U.S. President George W. Bush reiterated Israel and the U.S. administration demand for the Palestinian President Mahmoud Abbas to fight the Palestinian resistance groups and disarm them.
Bush’s demands to Abbas were presented in the meeting that joined them in the Oval Office in the White House.
 
‘The way forward must begin by confronting the threat that armed gangs pose to a genuinely democratic Palestine,’ Bush said.
 
Speaking at a joint news conference after a one-hour meeting, Bush said the Israeli withdrawal from Gaza and parts of the West Bank last month had created new opportunities.
 
Abbas on the other hand focused on the need to end the Israeli occupation to Palestine and consequently the Palestinian-Israeli conflict.
 
He said that the time had come to ‘put an end to the Palestinian-Israeli conflict,’ and asserted that the PA has taken steps to impose the rule of law and public order.   Abbas stressed in his speech that election of a Palestinian legislature next January would establish one law to govern the area.
 
Abbas reiterated the Palestinian ‘commitment to peace,’ but warned that the movement toward democracy in the Palestinian areas could flag in the face of the ongoing occupation and ‘the absence of freedom.’
 
Abbas asserted that the Palestinian people are making serious effort towards peace and are willing again to give the political process a chance.
 
‘We are following a policy I believe is successful,’ he said. ‘All organizations accepted the Hudna [temporary truce], then we moved to the next stage – to ban public demonstrations of weaponry, to make all groups part of Palestinian politics.’
 
‘We were promised peace, independence and freedom, and I hope we will achieve this,’ he added.
 
Bush, on the other hand, said that the United States would use its influence to help ‘realize a shared vision of two democratic states – Israel and Palestine – living side by side in peace and security.’
 
The president had criticism for Israeli policies in the occupied Palestinian areas, saying Israel ‘should not undertake any activity that contravenes its road map obligations,’ a reference to the Middle East peace plan devised by the Quartet of the United States, the United Nations, the European Union and Russia.
 
The Road Map calls for the establishment of a viable Palestinian state, whereas, the expansion of settlements and the construction of the separation wall on the West Bank land hinder reaching this objective.
 
Without elaboration, the president said Israel would be ‘held to account’ for any actions that hamper peacemaking or burden the lives of Palestinians.
 
He called on Israel to stop constructing settlements on the West Bank.
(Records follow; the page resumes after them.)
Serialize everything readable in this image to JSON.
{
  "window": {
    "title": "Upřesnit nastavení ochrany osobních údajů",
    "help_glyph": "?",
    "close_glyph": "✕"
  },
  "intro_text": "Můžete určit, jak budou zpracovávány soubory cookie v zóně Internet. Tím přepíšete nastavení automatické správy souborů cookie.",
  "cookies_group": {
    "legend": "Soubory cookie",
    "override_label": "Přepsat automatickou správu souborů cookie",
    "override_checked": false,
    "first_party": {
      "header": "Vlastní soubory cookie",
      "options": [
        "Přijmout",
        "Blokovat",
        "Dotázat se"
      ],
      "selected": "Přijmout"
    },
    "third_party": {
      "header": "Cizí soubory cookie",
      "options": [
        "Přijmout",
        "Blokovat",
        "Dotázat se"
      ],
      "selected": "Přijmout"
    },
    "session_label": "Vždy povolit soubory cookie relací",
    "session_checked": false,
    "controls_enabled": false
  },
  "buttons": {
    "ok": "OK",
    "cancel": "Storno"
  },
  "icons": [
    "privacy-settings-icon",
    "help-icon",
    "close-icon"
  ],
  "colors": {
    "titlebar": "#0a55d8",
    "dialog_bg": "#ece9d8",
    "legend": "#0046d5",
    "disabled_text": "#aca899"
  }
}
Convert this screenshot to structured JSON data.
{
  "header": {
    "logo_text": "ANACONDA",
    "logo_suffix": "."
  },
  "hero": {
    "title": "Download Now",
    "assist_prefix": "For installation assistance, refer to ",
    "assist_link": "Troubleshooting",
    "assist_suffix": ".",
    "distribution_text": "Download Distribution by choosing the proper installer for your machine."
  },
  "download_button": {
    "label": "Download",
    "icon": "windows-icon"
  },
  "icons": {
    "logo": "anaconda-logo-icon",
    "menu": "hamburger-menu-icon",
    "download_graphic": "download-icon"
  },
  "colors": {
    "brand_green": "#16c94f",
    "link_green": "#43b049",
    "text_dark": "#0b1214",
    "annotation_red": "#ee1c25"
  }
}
Abbas, in response, insisted on Israel lifting curbs on Palestinian travel in the West Bank, saying they had turned the lives of Palestinians into ‘daily hardship and humiliation.’
 
 
Few hours prior to Abbas-Bush meeting, an Israeli official said Abbas must be confined if he does not fight the resistance groups.
 
Likud MK Yuval Steinitz, the chairman of the Knesset Foreign Affairs and Security Committee, said that if Abbas did not fight the resistance groups, Israel should restrict him to the Muqata, referring to the PA headquarters in Ramallah.
 
‘Either he fights terror and disarms the organizations, or Israel will behave toward him as it did toward his predecessor and isolate him in the Muqata,’ said Steinitz.
 
Israel kept Abbas’ predecessor, the late Palestinian President Yasser Arafat, trapped in the Muqata for almost three years until his death in November 2004, accusing him of supporting armed groups that fight Israel.